Milan is Europe's black jersey, but the other main stock exchanges are also wearing red this morning: London -1,08% Paris -1,26% Frankfurt -1,20%.

Closing in sharp decline also for the Stock Exchange Tokyo, with the Nikkei index leaving the field 2,06%, at 14.455,80 points.

On the Milanese price list they suffer in particular the banks. The worst titles are those of Bank Pop Milan (-5,24%), Where's Banca (-5,08%), Intesa Sanpaolo (-5,06%, on which it also weighs the unexpected change at the top), Banco Popolare (-4,77%), Mediobanca (-4,36%) And Unicredit (-4,15%).

As for the Berlusconi galaxy, Mediaset loses 4,58%, Mondadori 2,14% and Mediolanum the 4,012%.  

The only stock on the rise is that of Telecom Italy (+ 1,21%). 

After the acceleration of the government crisis arrived at the weekend, with the resignation of the PDL ministers imposed by Silvio Berlusconi and the consequent rift in the party, among investors there are already those who are thinking of the arrival in Italy of a troika of inspectors (EU-ECB-IMF), such as it has already happened in Athens.

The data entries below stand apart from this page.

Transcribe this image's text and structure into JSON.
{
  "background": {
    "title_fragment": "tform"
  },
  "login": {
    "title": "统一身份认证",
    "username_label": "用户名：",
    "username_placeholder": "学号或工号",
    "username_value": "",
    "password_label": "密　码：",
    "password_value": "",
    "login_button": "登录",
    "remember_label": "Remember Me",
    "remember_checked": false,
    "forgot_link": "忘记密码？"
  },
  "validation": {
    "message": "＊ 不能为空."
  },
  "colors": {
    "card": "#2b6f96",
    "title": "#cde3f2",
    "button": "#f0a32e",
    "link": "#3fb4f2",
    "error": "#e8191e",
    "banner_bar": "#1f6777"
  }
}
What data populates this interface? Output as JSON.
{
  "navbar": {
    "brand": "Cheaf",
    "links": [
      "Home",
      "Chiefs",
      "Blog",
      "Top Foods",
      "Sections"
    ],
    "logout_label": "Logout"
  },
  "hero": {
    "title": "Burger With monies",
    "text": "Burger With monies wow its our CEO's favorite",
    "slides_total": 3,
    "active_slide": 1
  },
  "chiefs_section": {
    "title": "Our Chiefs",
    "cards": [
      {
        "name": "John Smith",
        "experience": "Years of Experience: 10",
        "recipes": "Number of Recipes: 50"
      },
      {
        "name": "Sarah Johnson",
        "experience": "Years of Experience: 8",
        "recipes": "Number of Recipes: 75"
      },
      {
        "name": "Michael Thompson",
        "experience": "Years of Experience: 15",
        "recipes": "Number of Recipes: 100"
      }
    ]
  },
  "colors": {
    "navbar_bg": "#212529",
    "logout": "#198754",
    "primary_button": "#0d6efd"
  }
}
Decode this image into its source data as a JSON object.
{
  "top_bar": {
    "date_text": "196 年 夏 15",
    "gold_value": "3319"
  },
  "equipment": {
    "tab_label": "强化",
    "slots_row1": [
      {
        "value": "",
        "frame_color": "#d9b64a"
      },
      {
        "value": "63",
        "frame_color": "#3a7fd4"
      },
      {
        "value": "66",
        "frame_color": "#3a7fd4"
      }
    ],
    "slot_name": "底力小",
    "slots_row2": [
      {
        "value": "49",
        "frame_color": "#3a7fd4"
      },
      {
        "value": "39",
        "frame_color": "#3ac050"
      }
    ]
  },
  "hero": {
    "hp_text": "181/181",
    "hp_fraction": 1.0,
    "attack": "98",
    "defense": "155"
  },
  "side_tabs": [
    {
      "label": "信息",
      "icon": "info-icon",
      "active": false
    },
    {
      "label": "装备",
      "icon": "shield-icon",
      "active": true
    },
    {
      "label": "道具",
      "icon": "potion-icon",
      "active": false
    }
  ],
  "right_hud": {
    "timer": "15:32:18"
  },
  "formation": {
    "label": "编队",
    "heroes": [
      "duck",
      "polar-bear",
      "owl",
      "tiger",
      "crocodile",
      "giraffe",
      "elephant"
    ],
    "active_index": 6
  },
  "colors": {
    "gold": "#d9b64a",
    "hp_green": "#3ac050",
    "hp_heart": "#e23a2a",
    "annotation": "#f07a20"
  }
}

An extreme hypothesis, but it is certain that our country is once again the potential trigger of a euro crisis, with unfortunate repercussions for the European Union and, consequently, on the global recovery.

It weighs on the markets too the delicate American situation: Tonight, for the first time in 17 years, the US Treasury will run dry. On Sunday morning, the House, with a Republican majority, conditioned the go-ahead for the financing of public spending on the one-year postponement of the health care reform.

The Senate, with a Democratic majority, has already rejected the "blackmail" imposed by the right-wing Tea Party. Hence the paralysis: without parliamentary authorization the Treasury cannot draw on the Federal Reserve. Military salaries were unanimously exempted from the squeeze on expenses.